Democrat Terry McAuliffe and Republican Glenn Youngkin clashed Tuesday night over vaccinations, tax policy, education and their respective records in the second and final Virginia gubernatorial debate, very supervised.
The event got off to a combative start and neither candidate gave up within the hour, each accusing the other of lying to voters.
With five weeks before election day and with early voting already underway, recent polls suggest a close race between McAuliffe, who is running for a second term after his first term ended in 2018, and Youngkin, a former company executive and political newcomer.
Democrats made huge gains in Virginia while President Donald Trump was in power, taking full control of the state government, but Republicans are more energetic and optimistic about their chances this fall than they are. ‘have been for years. The contest, one of only two regularly scheduled governors’ races this year, is also gaining national attention as a possible indicator of voter sentiment heading into next year’s midterms.
The first question of the night was about the coronavirus pandemic, and the candidates maintained the positions they have consistently outlined on vaccination mandates, which McAuliffe generally supports and Youngkin does not.
“He wants employers to fire employees who don’t get the vaccine,” said Youngkin, who is vaccinated and said he believed everyone should get it.
McAuliffe called Youngkin’s position on the issue “disqualifying.”
Moderator Chuck Todd, political director of NBC News, asked Youngkin if he thinks getting vaccinated against “measles, mumps or rubella is a personal choice.”
Youngkin struggled to find his words for several seconds, then said, “I think the data associated with these vaccines is something that we absolutely need to understand the difference between this vaccine.”
When questioned again, he said he believed these vaccines “may be mandatory”.
McAuliffe, as he has done throughout the campaign, has consistently sought to tie Youngkin to Trump, who lost Virginia by 10 points. At one point, he called Youngkin “bought and paid for” by the former president.
“There is an over / under on how many times you would say Donald Trump,” Youngkin replied. “You are running against me. It’s Terry McAuliffe vs. Glenn Youngkin.

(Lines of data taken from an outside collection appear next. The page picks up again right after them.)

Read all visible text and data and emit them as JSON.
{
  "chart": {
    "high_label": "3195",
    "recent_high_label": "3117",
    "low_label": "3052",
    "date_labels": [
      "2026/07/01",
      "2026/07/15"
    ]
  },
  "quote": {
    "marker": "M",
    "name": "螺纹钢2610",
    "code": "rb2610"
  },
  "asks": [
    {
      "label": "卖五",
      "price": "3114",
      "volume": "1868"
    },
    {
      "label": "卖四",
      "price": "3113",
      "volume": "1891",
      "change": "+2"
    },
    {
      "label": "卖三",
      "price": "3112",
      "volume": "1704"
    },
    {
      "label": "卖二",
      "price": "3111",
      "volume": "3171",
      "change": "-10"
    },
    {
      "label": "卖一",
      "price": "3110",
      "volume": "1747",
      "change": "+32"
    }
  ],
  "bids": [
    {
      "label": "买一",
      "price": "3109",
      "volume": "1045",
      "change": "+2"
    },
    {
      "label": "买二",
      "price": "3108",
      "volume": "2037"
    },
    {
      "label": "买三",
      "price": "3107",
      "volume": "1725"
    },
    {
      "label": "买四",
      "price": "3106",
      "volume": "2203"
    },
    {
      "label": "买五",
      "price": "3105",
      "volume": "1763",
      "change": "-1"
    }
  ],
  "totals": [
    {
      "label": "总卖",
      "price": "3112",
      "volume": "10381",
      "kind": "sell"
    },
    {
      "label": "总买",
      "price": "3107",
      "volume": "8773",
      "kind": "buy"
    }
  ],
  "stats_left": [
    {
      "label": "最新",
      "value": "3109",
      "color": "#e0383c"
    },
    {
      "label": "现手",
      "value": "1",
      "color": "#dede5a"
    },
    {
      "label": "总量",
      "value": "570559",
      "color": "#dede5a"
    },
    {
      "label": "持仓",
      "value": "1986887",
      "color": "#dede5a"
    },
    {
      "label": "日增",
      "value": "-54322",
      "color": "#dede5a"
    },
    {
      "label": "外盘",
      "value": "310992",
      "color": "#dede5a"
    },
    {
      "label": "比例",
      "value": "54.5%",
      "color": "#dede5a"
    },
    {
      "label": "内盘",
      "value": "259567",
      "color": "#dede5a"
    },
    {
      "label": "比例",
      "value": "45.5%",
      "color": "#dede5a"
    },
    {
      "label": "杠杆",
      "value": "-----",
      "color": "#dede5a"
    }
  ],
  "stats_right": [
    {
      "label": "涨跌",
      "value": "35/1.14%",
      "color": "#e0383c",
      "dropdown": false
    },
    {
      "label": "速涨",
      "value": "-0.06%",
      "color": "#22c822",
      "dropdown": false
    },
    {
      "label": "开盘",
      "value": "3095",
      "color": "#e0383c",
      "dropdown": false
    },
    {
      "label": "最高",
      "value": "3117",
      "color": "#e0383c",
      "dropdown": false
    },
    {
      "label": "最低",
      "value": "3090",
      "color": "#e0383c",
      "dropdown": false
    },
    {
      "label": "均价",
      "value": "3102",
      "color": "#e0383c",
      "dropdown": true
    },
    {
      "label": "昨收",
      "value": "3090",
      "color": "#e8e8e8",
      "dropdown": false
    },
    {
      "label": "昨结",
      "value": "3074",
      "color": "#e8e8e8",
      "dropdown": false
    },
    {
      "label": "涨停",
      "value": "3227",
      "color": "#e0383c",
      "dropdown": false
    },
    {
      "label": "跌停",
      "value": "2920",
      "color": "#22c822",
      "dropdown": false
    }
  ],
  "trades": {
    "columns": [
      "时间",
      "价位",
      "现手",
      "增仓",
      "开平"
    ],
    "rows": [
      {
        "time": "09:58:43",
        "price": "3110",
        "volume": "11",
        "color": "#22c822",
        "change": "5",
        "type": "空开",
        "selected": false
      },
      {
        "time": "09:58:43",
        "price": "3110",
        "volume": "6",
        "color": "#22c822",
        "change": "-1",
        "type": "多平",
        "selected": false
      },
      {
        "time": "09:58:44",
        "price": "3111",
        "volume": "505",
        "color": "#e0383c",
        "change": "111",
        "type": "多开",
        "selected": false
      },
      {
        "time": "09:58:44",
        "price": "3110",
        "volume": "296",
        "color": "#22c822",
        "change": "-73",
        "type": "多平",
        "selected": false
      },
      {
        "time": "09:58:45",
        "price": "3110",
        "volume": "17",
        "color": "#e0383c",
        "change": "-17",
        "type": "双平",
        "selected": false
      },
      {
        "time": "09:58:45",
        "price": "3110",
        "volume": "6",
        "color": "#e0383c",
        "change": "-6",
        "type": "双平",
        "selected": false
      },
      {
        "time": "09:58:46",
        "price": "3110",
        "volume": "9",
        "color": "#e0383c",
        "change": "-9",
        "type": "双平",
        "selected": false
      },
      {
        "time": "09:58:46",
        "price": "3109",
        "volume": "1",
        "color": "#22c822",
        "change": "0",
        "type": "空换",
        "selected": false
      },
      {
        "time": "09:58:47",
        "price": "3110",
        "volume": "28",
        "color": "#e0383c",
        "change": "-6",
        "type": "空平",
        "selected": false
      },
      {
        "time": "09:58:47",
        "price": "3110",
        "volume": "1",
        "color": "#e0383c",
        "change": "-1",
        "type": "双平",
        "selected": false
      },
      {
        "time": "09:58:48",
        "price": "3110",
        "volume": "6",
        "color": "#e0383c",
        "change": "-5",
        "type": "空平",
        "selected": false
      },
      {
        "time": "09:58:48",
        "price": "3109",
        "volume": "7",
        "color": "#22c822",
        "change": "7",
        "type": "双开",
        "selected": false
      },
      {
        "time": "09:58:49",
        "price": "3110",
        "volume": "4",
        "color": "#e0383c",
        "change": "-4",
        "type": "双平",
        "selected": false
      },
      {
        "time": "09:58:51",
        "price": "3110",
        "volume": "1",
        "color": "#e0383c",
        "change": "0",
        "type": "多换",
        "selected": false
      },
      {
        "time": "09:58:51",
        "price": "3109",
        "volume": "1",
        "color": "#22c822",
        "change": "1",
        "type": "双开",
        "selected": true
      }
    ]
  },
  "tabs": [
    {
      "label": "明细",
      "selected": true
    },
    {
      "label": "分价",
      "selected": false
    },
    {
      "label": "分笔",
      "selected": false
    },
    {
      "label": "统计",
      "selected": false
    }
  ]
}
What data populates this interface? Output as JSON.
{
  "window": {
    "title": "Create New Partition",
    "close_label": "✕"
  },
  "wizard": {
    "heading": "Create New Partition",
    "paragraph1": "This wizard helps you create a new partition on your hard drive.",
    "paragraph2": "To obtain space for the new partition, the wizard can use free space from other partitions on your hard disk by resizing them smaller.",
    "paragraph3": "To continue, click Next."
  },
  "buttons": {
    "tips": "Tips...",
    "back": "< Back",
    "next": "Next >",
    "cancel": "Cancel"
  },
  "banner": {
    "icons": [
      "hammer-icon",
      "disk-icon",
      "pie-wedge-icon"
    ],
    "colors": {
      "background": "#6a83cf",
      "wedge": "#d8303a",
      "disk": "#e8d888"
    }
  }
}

In the last question of the evening, Todd asked Youngkin if he would support Trump if he ran for president in 2024. After first discussing the matter, Youngkin said, “If he’s the candidate Republican, I will support him. “
One of the most intense exchanges of the event came during a question about the state’s historic $ 2.6 billion surplus, which Democratic Gov. Ralph Northam says is due to strong the state’s economic outlook, but Youngkin called the result an over-taxation.
When asked why some of that money shouldn’t be returned to taxpayers, as Youngkin proposed, McAuliffe argued that the Republican’s “crazy” tax regime would devastate Virginia’s economy and lead to hardship. cuts to public education.
“The income and expenses, I know, have been difficult for you. I know they’re tough on you, ”retorted Youngkin, a former co-CEO of The Carlyle Group, to cheers. “In the end, Terry, you have no idea what you’re talking about.
As Youngkin sought to portray McAuliffe as a failed politician, McAuliffe lashed out at Youngkin’s background in private equity, citing unflattering reports on the performance of some companies his company acquired, including a chain of houses. nursing that a Washington Post investigation found exposed its patients to “increased health risks” and racked up health code violations.
On education, Youngkin said he has seen school systems “refuse to engage with parents” in the past 20 months, citing recent parental outrage in Fairfax County over books as an example. with explicit sexual content.
He hit McAuliffe for vetoing a measure in 2017 known as the “Beloved” bill, based on Toni Morrison’s novel, which allegedly allowed parents to refuse their children to study documents deemed sexually explicit. Opponents of the measure criticized it as a form of censorship.
“I don’t think parents should be telling schools what to teach,” McAuliffe said, in a line Republicans sought to highlight online after the event.
Virginia does not allow its governors to serve consecutive terms, and McAuliffe is seeking a rare return after deciding not to run for president in 2020.
Also on the ballot this fall are the races for the attorney general and lieutenant governor, as well as the 100 seats in the House of Delegates.
After many back and forths this summer, Youngkin and McAuliffe only accepted two debates. Tuesday’s event, hosted by the Northern Virginia Chamber of Commerce, took place on the campus of a community college in Alexandria.
Third-party candidate Princess Blanding, who was not invited to participate, interrupted the debate, shouting into the audience that she was being excluded. The station took a commercial break.
She told The Associated Press earlier today that the Chamber of Commerce invited her to sit in the audience and meet the press afterwards.
“What I felt was, yes, you can come and get on the bus like everyone else… but you’re going to sit in the back of the bus. I fulfilled the conditions just as they did to participate in the poll, however, I am stuck, ”she said.
Election day is November 2 and the deadline to register to vote or update an existing registration is October 12.
Associated Press editor Denise Lavoie contributed to this report.